Background: Photochemical internalization (PCI) is a novel technology for the release of a therapeutic molecule from endocytic vesicles into the cytosol of a cell. The release of molecules occurs after activation of an endocytic membrane-embedded photosensitizer by light. In this study uptake and localization of the photosensitizer disulfonated tetraphenyl chlorin (TPCS2a) were explored to optimize a PCI protocol in an orthotopic rat bladder tumor model.

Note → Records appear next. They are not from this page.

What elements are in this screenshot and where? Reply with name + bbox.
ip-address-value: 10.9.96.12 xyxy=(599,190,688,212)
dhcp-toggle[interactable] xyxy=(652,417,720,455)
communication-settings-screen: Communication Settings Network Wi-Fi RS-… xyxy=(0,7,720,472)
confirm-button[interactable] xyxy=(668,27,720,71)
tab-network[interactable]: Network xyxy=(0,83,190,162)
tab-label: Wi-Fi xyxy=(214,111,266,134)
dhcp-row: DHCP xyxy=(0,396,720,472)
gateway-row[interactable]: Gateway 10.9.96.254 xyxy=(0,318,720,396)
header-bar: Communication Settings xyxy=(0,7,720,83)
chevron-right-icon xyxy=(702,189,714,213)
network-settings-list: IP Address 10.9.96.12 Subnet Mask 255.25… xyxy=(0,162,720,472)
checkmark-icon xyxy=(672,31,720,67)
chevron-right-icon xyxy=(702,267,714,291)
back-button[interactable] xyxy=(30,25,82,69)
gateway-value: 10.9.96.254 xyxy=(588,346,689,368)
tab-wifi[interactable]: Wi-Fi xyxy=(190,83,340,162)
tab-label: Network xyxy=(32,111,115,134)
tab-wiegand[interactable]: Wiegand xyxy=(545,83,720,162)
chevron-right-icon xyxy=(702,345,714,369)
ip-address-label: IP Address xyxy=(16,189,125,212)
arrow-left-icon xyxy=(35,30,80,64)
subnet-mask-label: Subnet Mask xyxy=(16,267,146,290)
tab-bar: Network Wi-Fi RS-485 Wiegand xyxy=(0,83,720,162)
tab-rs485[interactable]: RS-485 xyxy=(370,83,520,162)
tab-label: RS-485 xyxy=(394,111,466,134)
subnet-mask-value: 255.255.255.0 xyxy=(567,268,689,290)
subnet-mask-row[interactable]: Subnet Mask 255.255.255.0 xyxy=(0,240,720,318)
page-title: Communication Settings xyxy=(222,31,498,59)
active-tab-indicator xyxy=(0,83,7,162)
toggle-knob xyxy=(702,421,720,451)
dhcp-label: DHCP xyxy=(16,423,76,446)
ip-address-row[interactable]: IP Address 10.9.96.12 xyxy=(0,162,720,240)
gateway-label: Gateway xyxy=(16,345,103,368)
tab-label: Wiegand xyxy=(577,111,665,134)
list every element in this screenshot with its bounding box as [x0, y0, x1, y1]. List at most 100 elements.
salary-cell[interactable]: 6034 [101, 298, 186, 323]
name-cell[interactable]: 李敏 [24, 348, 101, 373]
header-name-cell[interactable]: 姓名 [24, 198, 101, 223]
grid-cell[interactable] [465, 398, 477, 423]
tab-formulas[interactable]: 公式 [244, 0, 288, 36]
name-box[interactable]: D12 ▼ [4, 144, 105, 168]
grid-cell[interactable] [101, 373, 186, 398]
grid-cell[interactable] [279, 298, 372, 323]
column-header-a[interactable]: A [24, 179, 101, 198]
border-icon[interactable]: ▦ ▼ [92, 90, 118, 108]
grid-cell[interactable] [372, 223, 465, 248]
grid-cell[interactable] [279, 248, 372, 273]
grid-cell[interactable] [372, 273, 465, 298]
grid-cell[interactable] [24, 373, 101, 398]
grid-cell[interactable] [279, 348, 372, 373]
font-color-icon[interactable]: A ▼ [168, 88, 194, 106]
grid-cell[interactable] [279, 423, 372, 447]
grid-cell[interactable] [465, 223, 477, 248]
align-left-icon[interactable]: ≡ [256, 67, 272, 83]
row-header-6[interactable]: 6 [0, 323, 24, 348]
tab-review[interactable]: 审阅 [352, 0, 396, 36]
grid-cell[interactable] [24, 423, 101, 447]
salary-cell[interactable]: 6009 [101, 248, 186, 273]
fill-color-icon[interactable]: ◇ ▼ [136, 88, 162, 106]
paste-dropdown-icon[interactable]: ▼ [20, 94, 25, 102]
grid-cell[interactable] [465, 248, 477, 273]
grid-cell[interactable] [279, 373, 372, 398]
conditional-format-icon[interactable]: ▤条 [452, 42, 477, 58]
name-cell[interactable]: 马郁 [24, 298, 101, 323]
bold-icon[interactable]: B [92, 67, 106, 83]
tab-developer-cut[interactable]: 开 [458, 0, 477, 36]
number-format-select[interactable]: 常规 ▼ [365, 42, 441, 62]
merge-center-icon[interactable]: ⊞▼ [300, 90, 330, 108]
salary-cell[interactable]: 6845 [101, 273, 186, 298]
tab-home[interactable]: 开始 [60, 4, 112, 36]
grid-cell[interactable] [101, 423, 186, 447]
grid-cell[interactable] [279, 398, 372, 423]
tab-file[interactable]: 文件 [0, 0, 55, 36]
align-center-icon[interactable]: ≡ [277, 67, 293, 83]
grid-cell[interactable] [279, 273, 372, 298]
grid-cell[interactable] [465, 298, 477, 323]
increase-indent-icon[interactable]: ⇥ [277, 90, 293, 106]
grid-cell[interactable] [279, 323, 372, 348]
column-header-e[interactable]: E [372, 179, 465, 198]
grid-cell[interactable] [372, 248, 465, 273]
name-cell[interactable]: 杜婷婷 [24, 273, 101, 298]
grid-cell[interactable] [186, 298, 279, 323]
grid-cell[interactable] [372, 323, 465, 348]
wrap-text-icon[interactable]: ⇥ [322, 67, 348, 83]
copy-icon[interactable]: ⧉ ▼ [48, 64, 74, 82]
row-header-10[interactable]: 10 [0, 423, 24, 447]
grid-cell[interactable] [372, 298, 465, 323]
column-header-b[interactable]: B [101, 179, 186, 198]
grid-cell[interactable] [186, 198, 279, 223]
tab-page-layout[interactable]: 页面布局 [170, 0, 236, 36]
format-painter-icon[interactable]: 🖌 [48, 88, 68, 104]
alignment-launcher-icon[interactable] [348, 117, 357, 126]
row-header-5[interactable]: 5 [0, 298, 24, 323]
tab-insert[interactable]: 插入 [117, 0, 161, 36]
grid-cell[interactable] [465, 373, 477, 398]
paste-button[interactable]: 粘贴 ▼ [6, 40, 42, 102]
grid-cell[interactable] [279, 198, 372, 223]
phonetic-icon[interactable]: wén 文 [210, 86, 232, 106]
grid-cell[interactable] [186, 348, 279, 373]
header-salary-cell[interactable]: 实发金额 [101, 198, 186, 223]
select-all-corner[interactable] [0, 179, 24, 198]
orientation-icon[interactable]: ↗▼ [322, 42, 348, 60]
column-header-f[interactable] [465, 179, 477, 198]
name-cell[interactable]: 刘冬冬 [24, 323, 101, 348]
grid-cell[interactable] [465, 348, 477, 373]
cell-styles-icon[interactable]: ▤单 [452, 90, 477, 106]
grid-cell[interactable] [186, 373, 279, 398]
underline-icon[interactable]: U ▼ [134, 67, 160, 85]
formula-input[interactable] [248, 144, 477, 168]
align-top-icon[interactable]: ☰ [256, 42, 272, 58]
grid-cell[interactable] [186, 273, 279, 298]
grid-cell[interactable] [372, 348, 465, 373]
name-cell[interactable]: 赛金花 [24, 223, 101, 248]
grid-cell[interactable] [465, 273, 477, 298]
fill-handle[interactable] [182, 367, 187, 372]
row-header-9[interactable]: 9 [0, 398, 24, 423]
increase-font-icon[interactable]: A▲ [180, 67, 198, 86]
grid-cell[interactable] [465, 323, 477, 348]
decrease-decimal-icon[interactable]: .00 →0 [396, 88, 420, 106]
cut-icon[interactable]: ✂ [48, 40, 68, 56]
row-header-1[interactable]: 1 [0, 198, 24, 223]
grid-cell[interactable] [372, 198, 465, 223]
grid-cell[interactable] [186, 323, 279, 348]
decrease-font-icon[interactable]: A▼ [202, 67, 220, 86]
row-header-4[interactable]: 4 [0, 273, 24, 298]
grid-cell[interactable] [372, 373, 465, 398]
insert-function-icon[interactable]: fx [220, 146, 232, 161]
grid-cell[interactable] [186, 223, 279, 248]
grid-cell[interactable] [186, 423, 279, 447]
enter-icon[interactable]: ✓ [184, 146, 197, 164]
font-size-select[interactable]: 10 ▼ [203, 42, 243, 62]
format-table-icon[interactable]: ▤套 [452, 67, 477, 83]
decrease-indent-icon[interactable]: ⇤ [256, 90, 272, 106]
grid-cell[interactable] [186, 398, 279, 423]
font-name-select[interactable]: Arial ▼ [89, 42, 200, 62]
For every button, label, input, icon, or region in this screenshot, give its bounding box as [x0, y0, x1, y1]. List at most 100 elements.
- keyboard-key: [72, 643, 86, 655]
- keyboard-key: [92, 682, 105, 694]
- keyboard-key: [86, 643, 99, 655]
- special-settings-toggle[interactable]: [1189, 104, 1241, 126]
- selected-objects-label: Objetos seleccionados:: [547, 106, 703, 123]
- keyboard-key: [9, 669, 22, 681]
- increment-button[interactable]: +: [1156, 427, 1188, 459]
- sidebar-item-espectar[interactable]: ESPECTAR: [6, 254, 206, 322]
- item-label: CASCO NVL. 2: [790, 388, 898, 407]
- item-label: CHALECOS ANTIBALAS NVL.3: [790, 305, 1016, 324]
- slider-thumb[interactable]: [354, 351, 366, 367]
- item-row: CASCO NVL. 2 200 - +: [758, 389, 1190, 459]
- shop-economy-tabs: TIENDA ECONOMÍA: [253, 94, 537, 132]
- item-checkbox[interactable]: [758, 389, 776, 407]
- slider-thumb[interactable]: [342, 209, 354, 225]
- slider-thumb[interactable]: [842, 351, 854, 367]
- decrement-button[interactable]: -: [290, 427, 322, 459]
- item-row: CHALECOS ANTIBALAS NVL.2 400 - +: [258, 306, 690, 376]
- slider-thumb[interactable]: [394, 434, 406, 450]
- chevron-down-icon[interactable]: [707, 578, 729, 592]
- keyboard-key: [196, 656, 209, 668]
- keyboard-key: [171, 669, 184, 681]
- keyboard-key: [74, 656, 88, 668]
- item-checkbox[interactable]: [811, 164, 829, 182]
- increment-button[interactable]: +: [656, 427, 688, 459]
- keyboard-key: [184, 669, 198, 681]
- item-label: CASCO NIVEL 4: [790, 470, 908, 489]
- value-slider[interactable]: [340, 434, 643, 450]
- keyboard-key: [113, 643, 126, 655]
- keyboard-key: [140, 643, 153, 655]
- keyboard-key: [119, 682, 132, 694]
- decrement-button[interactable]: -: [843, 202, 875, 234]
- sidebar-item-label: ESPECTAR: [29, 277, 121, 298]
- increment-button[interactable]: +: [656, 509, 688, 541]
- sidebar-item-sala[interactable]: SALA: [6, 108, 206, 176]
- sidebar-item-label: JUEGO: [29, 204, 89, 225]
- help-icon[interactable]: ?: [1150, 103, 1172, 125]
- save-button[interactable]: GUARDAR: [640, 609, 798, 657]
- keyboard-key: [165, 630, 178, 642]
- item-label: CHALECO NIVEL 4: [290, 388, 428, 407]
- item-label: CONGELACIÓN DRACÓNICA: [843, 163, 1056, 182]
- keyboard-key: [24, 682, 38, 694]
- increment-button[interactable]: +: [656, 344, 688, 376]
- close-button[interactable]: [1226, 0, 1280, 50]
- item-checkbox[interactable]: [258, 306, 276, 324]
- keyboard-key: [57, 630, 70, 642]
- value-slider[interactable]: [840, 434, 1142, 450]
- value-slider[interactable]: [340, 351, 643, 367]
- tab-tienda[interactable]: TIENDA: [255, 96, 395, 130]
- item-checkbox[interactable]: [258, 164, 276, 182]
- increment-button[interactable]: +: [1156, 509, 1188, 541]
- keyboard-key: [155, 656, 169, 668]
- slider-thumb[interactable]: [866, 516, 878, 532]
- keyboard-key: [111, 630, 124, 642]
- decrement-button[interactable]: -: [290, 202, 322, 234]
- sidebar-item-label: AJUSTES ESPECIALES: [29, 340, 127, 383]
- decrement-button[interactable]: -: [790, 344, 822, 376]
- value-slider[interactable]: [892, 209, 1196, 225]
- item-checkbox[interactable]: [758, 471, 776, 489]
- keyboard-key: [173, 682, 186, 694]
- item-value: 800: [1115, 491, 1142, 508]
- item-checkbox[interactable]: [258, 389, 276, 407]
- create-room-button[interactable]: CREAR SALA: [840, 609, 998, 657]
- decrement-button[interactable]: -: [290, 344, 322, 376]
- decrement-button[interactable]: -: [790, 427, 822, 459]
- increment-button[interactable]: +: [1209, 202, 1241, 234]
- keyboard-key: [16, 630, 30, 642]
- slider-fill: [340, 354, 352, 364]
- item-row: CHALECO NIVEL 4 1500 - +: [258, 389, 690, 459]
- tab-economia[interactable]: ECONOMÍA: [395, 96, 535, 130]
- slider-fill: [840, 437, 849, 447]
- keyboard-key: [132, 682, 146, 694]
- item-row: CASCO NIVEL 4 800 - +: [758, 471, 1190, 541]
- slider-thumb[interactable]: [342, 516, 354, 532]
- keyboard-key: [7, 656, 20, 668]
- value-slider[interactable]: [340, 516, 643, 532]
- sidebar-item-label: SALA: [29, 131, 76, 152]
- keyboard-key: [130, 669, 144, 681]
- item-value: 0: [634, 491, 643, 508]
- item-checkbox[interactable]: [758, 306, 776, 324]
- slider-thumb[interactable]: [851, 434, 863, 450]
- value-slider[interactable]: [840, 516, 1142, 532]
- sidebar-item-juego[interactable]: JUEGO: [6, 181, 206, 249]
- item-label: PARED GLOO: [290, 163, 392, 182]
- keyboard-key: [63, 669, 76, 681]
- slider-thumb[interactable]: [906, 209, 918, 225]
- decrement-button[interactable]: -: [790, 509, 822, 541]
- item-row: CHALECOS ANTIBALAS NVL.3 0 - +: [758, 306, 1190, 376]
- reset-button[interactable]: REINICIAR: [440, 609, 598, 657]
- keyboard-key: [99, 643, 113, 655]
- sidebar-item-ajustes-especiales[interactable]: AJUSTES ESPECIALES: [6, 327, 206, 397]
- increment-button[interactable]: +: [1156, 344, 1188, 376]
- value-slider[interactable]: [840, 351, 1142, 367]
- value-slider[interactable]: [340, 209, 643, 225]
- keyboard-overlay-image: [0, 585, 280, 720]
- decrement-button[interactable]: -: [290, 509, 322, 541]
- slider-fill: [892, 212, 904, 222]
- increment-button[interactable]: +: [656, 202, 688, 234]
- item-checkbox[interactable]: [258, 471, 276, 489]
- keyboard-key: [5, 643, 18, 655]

Methods: Female Fischer F344 rats were intravesically instilled with 0.4×10(6) AY-27 transitional carcinoma cells before allowing tumor growth for 14 days. The photosensitizer TPCS2a was intravesically instilled at different concentrations, and bladders were excised after different time intervals. The retention, penetration, and localization of intratumoral TPCS2a were explored ex vivo using fluorescence spectroscopy and fluorescence microscopy to determine an optimal PCI protocol. These results were compared to histological analysis of necrotic areas after activation of intratumoral TPCS2a by red light (652nm, 0.5J/cm(2)).
Results: A superficial distribution pattern of the photosensitizer TPCS2a was seen in bladder tumor tissue, and TPCS2a was almost cleared from the tumors after 72h. The highest retention of TPCS2a was found at 24h after instillation when using a concentration of 3mg/ml.
Conclusion: An optimal PCI protocol was defined for the tumor model, including a 24-h TPCS2a-to-light interval and a dose of 3mg/ml TPCS2a. This protocol will be utilized for the study of PCI-enhanced therapeutic effects on non-muscle invasive bladder cancer, using a potent chemotherapeutic under an optimal light dose.
Keywords: Disulfonated meso-tetraphenyl chlorin; Non-muscle invasive bladder cancer; Photochemical internalization; Photodynamic therapy; Rat orthotopic bladder tumor model.